There is a lot to consider in the appreciation of wabi-sabi. After making pottery myself for several years, I have gotten an offbeat idea about wabi-sabi and pottery.
How and why did the idea of embracing imperfection come about? It apparently started in relation to Japanese tea ceremonies and tea cups. And why is this? Well, according to me, it was figured out by a marketing genius! Pottery is inherently risky in so many ways. It can crack, it can become misshapen during firing, glazes can run, colors can be sadly (or happily) surprising. If you make pottery that is not production pottery or formulaic, you must come to accept that things will not turn out as you may have wanted, i.e. you must be willing to release your expectations and accept what happens. If you are soda firing, raku firing or wood firing, control of the finished glaze is not really in your hands.

Flew off the wheel; needed re-shaping

If the pottery is just 'wrong', what must you do with it?
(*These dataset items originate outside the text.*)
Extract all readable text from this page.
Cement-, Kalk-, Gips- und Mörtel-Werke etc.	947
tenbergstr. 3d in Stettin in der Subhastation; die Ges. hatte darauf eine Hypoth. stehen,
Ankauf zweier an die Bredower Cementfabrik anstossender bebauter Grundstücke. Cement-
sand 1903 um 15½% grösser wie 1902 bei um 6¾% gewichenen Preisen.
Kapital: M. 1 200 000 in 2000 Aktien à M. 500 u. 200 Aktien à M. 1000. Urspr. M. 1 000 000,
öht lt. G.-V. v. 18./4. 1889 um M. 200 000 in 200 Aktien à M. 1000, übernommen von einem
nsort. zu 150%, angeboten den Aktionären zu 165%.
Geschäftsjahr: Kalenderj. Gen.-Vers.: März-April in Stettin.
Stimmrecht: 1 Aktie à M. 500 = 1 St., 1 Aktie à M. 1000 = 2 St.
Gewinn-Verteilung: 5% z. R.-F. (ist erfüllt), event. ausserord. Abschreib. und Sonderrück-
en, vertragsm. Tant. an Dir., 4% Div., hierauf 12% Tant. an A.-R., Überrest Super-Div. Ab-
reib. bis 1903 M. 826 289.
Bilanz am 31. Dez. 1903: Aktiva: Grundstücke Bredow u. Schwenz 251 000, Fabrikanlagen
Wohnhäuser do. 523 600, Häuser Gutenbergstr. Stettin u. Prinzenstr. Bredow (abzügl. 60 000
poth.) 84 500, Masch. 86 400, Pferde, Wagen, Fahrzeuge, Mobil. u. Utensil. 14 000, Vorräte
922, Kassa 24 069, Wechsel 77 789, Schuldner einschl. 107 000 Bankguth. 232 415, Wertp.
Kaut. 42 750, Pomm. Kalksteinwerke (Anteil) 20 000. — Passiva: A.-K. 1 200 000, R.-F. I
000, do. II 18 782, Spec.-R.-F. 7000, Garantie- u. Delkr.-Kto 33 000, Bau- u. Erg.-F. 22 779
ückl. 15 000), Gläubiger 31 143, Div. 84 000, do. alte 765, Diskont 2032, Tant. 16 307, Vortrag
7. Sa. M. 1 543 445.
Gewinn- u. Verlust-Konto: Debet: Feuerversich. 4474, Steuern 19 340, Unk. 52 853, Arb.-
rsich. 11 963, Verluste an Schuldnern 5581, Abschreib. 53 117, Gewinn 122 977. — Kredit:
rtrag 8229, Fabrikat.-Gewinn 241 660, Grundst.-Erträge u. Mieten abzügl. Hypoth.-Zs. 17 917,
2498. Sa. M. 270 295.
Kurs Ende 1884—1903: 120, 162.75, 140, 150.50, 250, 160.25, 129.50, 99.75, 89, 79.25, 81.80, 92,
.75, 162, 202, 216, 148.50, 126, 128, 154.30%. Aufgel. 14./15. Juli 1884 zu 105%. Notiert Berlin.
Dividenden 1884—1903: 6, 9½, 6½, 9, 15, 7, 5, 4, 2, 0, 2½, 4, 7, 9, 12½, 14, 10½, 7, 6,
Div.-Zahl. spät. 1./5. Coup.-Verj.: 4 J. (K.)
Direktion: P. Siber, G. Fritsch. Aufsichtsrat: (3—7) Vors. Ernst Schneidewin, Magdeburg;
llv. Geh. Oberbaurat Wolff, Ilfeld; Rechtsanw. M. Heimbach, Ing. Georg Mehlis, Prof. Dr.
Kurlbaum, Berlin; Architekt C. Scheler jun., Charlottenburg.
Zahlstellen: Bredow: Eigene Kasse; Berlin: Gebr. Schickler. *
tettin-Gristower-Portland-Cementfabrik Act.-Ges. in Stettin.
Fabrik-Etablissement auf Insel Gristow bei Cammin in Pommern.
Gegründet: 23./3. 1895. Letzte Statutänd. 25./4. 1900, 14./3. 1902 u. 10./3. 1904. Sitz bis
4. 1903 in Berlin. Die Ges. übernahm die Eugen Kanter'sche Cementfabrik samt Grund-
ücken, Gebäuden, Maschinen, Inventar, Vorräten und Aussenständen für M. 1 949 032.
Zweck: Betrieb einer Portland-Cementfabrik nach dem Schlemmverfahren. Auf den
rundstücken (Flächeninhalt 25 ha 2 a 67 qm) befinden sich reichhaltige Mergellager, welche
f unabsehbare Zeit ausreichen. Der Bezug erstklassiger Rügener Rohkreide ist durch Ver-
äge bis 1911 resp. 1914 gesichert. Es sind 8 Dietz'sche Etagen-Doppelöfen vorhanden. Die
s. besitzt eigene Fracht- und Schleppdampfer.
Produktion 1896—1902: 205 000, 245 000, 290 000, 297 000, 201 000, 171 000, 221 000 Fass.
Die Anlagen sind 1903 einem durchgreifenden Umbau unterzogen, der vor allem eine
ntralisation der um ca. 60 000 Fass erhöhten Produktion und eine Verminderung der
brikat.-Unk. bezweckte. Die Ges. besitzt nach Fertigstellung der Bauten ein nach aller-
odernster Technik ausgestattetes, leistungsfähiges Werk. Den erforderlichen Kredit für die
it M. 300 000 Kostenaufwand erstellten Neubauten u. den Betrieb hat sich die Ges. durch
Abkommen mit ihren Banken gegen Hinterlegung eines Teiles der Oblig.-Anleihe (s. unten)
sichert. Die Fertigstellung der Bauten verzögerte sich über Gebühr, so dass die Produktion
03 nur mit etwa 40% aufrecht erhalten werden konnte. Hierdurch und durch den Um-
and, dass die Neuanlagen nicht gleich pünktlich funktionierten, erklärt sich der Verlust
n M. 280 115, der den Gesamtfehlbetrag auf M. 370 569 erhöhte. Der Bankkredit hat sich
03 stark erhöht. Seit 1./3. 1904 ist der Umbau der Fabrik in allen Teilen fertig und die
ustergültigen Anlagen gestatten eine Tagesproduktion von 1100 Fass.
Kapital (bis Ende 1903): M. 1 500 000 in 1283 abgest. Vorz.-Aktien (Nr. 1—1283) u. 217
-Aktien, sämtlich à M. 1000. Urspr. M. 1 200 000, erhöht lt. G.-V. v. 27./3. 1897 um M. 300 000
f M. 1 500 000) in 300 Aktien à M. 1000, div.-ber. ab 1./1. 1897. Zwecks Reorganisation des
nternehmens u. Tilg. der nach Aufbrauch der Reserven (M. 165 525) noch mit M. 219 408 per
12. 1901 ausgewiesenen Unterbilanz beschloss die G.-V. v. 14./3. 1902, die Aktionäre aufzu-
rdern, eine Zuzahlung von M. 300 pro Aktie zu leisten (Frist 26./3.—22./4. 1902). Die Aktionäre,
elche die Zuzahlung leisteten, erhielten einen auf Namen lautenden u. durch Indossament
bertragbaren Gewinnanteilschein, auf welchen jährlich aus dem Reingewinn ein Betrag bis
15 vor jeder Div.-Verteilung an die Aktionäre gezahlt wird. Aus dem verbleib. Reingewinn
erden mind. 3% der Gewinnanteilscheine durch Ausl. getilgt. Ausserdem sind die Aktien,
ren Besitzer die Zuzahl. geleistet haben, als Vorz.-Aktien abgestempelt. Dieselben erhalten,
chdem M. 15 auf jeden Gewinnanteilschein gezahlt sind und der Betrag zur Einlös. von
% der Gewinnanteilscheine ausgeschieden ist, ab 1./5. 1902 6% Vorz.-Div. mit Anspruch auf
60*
I give a lot of pottery away to friends or the neighborhood because I can only accept so much in the way of oddness and what I feel is ugly. But a lot of time, thought and work is put into all of those pieces too.
The marketing mastermind behind wabi-sabi thought ‘How can I make this work for me?’ By pointing out the errors, appreciating them and getting others to enjoy impermanence and imperfection of course. It worked a treat! The monks went along with it, and monks are never wrong. If the monks say it is a good thing then society must agree with them. After all, they have the inside track to enlightenment! And who doesn’t want enlightenment?
Soda fired piece~ well that was unexpected!


Is wabi-sabi simply an invention to make pottery errors acceptable so less of it ends up on the shard pile? Perhaps!